JS-Kit/Echo comments for article at http://smallestminority.blogspot.com/2008/06/damned-straight.html (10 comments)

  Tentative mapping of comments to original article, corrections solicited.

jsid-1214681536-593748  Will at Sat, 28 Jun 2008 19:32:16 +0000

It's been my understanding that the original Bill of Rights cannot be screwed with, as they were required to get the Constitution ratified by the states. So, attacks against it are the same as attacking the Constitution itself. It's of a piece. Mess with it, we have to start from scratch. 1776 redux, anyone?


jsid-1214685570-593749  Brett Bellmore at Sat, 28 Jun 2008 20:39:30 +0000

Morally correct, but there's no legal basis for saying that the Bill of Rights isn't subject to Article V. There's only one part of the Constitution that's legally exempt from amendment or repeal, and that's the equal representation of states in the Senate.

Might just cause another revolution, but it wouldn't be an argument you could even begin to raise in a court without being laughed at.


jsid-1214688169-593751  workinwifdakids at Sat, 28 Jun 2008 21:22:49 +0000

"The Laws of Nature and Nature's God are holding on conference call. They'd like a word with you."


jsid-1214703028-593758  juris_imprudent at Sun, 29 Jun 2008 01:30:28 +0000

Ah, but what advantage we now have on those who would attempt to amend out the 2nd. Previously, the strategy was elimination by judicial fiat - and it came dangerously close to working. You know they haven't got a hope in hell of amending the Constitution to eliminate something that 44 State Constitutions guarantee.


jsid-1214718642-593762  Less at Sun, 29 Jun 2008 05:50:42 +0000

As a citizen of Illinois, I've got to say that there is Chicago (a great city with great food and [usually] great people) and then there is the rest of the state...

McHenry Co. Sportsmen bring Turner Trice to task.

This is one of the states where the battle is still being actively waged! (That said, when I finally get things in order and get the chance to move to AZ, I'm outta here...)


jsid-1214724174-593764  Mastiff at Sun, 29 Jun 2008 07:22:54 +0000

I think part of the problem is that modern thinking doesn't distinguish between "justice" and "morality." As a result, it tries to shoehorn the latter into the former, with formulations such as "social justice" etc. This necessitates codifying as rights (by hook or by crook) concepts that properly are not part of a system of justice.

Just reading through Robert Nozick for the first time. In his formulation of "justice of holdings" (his preferred term for what is usually called "distributive justice") it would be just for a man to choose not to give food to another man who was starving. I highly doubt, however, that Nozick would think it right.

But when you lose sight of the distinction between the two, and try to enshrine the moral precepts of kindness and charity in the process of law, you open the door to making any changes you want. And so people have.


jsid-1214757376-593767  GrumpyOldFart at Sun, 29 Jun 2008 16:36:16 +0000

I think another part of the problem is that many people, many lawmakers among them, cannot distinguish between "justice" and "revenge". See nearly all of Civil Rights law later than the original 1964 Act.

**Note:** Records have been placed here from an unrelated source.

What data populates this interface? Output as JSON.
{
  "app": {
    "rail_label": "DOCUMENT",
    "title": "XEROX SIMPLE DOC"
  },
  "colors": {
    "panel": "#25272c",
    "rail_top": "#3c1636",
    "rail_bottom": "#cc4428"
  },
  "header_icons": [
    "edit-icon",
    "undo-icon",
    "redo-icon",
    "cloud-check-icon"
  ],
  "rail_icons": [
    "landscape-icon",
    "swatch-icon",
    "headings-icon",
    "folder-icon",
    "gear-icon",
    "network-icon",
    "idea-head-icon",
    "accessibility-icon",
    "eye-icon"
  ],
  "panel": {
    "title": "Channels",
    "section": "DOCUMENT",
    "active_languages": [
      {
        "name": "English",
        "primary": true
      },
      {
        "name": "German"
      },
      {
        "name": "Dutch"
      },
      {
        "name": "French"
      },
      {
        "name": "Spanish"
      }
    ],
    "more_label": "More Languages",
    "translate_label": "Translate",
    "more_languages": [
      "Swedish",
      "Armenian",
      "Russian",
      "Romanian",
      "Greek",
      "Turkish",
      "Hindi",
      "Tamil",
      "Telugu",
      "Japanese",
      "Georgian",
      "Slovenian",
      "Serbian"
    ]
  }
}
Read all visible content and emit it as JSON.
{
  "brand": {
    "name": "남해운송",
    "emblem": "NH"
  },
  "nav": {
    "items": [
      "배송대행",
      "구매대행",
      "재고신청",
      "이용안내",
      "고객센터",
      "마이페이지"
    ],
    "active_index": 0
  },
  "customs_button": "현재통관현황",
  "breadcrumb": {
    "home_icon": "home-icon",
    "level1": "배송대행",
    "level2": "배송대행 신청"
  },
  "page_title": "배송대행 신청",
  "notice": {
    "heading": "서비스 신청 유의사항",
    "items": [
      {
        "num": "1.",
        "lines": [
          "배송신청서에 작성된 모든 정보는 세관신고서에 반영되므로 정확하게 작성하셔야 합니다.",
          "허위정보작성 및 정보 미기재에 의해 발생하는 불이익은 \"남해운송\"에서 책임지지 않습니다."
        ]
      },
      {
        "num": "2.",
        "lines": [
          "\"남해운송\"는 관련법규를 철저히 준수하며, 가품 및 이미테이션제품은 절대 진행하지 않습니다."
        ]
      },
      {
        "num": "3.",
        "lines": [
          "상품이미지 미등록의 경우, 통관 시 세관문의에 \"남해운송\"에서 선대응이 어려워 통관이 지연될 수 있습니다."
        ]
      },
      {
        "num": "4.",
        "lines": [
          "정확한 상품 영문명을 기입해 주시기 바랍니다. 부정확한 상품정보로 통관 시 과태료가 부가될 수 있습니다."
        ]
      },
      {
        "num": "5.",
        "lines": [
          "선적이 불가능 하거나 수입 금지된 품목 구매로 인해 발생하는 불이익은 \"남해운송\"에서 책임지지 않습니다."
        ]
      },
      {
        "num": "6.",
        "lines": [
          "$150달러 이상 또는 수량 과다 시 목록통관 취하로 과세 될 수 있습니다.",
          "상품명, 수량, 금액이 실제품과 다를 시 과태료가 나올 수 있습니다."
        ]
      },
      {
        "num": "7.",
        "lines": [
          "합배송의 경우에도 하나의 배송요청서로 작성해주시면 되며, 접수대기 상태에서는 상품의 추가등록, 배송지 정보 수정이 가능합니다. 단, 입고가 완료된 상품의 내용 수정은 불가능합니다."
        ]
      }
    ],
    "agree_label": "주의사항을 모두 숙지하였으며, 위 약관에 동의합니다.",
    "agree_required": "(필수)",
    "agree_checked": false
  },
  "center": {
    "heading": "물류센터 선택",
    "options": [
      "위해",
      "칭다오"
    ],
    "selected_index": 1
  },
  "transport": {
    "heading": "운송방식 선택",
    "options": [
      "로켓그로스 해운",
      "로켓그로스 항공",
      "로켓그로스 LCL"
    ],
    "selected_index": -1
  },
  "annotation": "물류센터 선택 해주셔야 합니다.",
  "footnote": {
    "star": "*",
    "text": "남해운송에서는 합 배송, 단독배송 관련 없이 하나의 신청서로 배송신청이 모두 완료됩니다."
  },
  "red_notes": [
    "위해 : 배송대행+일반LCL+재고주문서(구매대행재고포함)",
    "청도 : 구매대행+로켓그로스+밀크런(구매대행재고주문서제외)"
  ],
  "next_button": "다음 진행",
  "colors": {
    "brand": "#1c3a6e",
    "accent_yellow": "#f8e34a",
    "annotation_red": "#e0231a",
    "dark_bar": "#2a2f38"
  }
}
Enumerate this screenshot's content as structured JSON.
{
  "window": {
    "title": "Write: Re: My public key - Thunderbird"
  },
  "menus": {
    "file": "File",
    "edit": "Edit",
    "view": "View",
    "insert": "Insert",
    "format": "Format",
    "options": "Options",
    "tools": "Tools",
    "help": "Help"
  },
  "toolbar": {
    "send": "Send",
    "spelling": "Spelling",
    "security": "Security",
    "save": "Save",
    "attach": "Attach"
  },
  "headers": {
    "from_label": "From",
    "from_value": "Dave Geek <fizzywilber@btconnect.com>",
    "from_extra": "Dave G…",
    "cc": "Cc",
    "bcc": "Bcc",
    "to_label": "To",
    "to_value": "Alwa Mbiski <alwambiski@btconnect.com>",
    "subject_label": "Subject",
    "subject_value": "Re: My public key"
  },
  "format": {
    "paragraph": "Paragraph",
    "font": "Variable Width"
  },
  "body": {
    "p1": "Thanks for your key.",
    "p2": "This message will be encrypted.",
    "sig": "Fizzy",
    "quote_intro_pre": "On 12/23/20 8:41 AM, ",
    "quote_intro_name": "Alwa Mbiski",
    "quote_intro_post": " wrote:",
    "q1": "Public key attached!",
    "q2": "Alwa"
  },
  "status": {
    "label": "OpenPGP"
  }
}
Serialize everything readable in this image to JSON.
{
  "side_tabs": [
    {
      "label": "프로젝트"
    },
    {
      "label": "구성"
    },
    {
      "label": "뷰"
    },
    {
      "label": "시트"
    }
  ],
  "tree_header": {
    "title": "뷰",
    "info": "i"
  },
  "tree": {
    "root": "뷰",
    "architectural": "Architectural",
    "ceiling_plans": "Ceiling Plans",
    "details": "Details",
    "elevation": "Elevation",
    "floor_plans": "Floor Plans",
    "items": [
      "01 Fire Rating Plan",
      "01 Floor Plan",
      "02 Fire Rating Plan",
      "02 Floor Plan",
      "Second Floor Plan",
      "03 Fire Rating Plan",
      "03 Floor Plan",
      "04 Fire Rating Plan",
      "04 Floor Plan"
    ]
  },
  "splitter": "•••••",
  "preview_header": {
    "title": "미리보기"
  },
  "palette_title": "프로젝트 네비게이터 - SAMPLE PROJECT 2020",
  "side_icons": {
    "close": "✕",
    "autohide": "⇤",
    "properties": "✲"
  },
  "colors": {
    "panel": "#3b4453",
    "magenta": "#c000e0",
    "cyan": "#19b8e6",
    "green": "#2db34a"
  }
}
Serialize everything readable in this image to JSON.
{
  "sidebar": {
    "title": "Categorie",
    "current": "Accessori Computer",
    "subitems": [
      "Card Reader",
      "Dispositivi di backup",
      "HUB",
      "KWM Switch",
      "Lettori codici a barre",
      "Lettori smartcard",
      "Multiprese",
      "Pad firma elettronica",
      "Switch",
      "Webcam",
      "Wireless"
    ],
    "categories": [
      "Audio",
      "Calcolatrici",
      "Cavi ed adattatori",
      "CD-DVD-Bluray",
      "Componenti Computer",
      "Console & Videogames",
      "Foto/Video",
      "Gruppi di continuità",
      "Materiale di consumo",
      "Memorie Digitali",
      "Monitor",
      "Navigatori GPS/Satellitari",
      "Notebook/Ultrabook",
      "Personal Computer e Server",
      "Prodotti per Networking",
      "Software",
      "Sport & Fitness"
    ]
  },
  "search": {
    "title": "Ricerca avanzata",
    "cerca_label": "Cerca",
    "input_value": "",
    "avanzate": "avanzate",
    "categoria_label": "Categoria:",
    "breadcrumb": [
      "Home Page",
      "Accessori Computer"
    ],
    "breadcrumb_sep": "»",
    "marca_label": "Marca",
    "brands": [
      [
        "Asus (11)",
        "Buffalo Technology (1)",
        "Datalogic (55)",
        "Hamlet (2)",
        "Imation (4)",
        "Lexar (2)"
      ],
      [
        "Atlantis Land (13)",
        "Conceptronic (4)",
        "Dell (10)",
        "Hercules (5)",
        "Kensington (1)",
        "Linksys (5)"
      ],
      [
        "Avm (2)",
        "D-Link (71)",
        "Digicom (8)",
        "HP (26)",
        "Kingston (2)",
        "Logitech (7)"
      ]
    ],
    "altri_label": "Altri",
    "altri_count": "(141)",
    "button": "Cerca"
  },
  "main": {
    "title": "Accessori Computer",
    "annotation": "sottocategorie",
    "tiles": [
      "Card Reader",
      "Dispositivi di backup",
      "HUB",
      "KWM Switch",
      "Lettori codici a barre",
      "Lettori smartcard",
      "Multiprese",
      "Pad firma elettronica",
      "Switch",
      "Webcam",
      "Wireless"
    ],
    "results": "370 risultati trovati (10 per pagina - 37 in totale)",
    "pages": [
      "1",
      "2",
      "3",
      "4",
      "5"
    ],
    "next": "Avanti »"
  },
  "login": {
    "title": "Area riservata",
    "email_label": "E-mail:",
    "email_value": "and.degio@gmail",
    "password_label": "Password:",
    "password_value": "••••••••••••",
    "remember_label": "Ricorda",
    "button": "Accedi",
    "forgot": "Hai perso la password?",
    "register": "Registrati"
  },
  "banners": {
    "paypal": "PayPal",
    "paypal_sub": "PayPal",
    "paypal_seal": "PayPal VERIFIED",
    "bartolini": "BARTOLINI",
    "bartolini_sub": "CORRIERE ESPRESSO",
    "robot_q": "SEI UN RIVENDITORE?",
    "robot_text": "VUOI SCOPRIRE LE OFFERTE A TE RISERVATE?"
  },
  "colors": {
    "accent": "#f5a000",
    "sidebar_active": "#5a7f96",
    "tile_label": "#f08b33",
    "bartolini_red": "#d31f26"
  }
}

jsid-1214767852-593773  Mastiff at Sun, 29 Jun 2008 19:30:52 +0000

Gah, that's what I get for spouting off before finishing Nozick. In his discussion of the "Lockean proviso" on property rights, he does indeed provide grounds to force the man with food to feed the one without. But he does so not by inventing a new right, but by stating the (starkly limited) circumstances in which property rights are overridden.


jsid-1214767922-593774  Mastiff at Sun, 29 Jun 2008 19:32:02 +0000

Um, or not. Okay, I'll shut up for a while...


jsid-1214853121-593818  DirtCrashr at Mon, 30 Jun 2008 19:12:01 +0000

Chicago's 1982 gun ban passed because the Mob wanted it that way.
The Alderman who spearheaded and fixed the Gun-Ban vote was a "made man" who also fixed murder trials.
Like New York's Sullivan Act banning guns, it had nothing to do with public safety and everything to do with Mob safety.

Things could get interesting when two sided don't play by the same set of rules. Maybe we need to do some "asymmetric litigation" to insure success - as one site suggests, because of that connection Chicago's ordinance may fall under RICO.